Prime factorization:
$48 = 2^4 \times 3$
$60 = 2^2 \times 3 \times 5$
$72 = 2^3 \times 3^2$
$108 = 2^2 \times 3^3$
$140 = 2^2 \times 5 \times 7$
$LCM = 2^4 \times 3^3 \times 5 \times 7 = 16 \times 27 \times 35 = 15120$.
Therefore, the required number $= 15120 - 10 = 15110$.

(C) First,find the $LCM$ of $4, 6, 10,$ and $15$.
$4 = 2^2$
$6 = 2 \times 3$
$10 = 2 \times 5$
$15 = 3 \times 5$
$LCM = 2^2 \times 3 \times 5 = 60$.
The smallest six-digit number is $100000$.
Divide $100000$ by $60$:
$100000 = 60 \times 1666 + 40$.
To find the smallest six-digit number exactly divisible by $60$,we add $(60 - 40) = 20$ to $100000$.
So,the number is $100000 + 20 = 100020$.
Since the number must leave a remainder of $2$ in each case,we add $2$ to this result:
$N = 100020 + 2 = 100022$.
The sum of the digits of $N$ is $1 + 0 + 0 + 0 + 2 + 2 = 5$.
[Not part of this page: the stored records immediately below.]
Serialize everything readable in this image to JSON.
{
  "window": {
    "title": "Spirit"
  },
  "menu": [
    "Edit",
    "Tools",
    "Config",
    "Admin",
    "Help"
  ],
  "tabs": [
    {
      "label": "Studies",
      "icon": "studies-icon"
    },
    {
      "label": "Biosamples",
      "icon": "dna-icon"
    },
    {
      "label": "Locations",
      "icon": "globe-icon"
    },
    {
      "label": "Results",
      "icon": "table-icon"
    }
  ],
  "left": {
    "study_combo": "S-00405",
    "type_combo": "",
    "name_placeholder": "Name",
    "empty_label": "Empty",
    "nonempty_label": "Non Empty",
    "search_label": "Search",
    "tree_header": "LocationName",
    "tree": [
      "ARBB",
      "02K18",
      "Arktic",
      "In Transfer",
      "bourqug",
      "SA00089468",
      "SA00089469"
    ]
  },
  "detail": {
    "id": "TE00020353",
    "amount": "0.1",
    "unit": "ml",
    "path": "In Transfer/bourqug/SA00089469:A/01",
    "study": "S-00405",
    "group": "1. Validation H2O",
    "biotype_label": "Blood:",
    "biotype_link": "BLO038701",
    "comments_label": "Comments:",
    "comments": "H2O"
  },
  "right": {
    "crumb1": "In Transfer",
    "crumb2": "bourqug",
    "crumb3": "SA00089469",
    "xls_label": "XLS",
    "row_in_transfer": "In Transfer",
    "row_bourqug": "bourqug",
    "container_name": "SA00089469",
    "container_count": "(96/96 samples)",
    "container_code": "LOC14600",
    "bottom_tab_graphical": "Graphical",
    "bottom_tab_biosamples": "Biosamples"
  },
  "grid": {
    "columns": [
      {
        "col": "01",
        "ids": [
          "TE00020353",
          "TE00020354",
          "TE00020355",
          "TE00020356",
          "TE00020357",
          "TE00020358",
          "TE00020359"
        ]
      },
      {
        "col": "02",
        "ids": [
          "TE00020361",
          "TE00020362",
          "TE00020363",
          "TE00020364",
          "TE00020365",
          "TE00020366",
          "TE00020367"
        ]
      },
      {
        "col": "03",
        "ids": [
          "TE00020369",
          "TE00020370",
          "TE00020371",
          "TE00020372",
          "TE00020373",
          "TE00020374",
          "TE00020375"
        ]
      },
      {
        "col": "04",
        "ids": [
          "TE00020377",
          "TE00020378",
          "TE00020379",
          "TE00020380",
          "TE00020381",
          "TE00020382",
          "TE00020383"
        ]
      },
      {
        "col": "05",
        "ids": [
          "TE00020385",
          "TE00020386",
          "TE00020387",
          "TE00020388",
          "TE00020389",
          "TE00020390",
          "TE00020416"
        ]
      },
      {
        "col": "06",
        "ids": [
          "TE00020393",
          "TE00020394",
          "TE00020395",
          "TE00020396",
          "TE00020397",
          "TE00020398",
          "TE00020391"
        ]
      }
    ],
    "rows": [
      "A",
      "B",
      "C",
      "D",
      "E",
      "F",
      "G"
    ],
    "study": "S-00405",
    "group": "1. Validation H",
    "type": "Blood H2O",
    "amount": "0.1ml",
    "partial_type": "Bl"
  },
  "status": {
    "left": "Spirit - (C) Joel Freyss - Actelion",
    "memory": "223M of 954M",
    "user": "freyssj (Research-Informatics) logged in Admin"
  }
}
(C) The smallest five-digit number is $10000$.
First,find the $LCM$ of $12, 16, 18$ and $27$:
$12 = 2^2 \times 3$
$16 = 2^4$
$18 = 2 \times 3^2$
$27 = 3^3$
$LCM = 2^4 \times 3^3 = 16 \times 27 = 432$.
Now,divide $10000$ by $432$ to find the remainder:
$10000 \div 432 = 23$ with a remainder of $64$.
To find the smallest five-digit number exactly divisible by $432$,we subtract the remainder from the divisor and add it to the smallest five-digit number:
Required number $= 10000 - 64 + 432 = 10368$.

(C) The largest four-digit number is $9999$.
To find the number exactly divisible by $14, 24, 27$,and $32$,we first calculate their $LCM$:
$14 = 2 \times 7$
$24 = 2^{3} \times 3$
$27 = 3^{3}$
$32 = 2^{5}$
$LCM = 2^{5} \times 3^{3} \times 7 = 32 \times 27 \times 7 = 6048$.
Now,we divide the largest four-digit number by the $LCM$:
$9999 \div 6048 = 1$ with a remainder of $3951$.
To find the largest four-digit number divisible by $6048$,we subtract the remainder from $9999$:
$9999 - 3951 = 6048$.
Therefore,the largest four-digit number exactly divisible by $14, 24, 27$,and $32$ is $6048$.

(B) To find the $LCM$ of numbers given in prime factorization form,we take the highest power of each prime factor present in any of the numbers.
The given numbers are:
$1) \ 2^{2} \times 3^{2} \times 5^{1} \times 11^{1}$
$2) \ 2^{4} \times 3^{4} \times 5^{2} \times 7^{1}$
$3) \ 2^{5} \times 3^{3} \times 5^{2} \times 7^{2} \times 11^{1}$
Identifying the highest powers of each prime factor:
- For $2$: The highest power is $2^{5}$.
- For $3$: The highest power is $3^{4}$.
- For $5$: The highest power is $5^{2}$.
- For $7$: The highest power is $7^{2}$.
- For $11$: The highest power is $11^{1}$.
Therefore,the $LCM = 2^{5} \times 3^{4} \times 5^{2} \times 7^{2} \times 11^{1}$.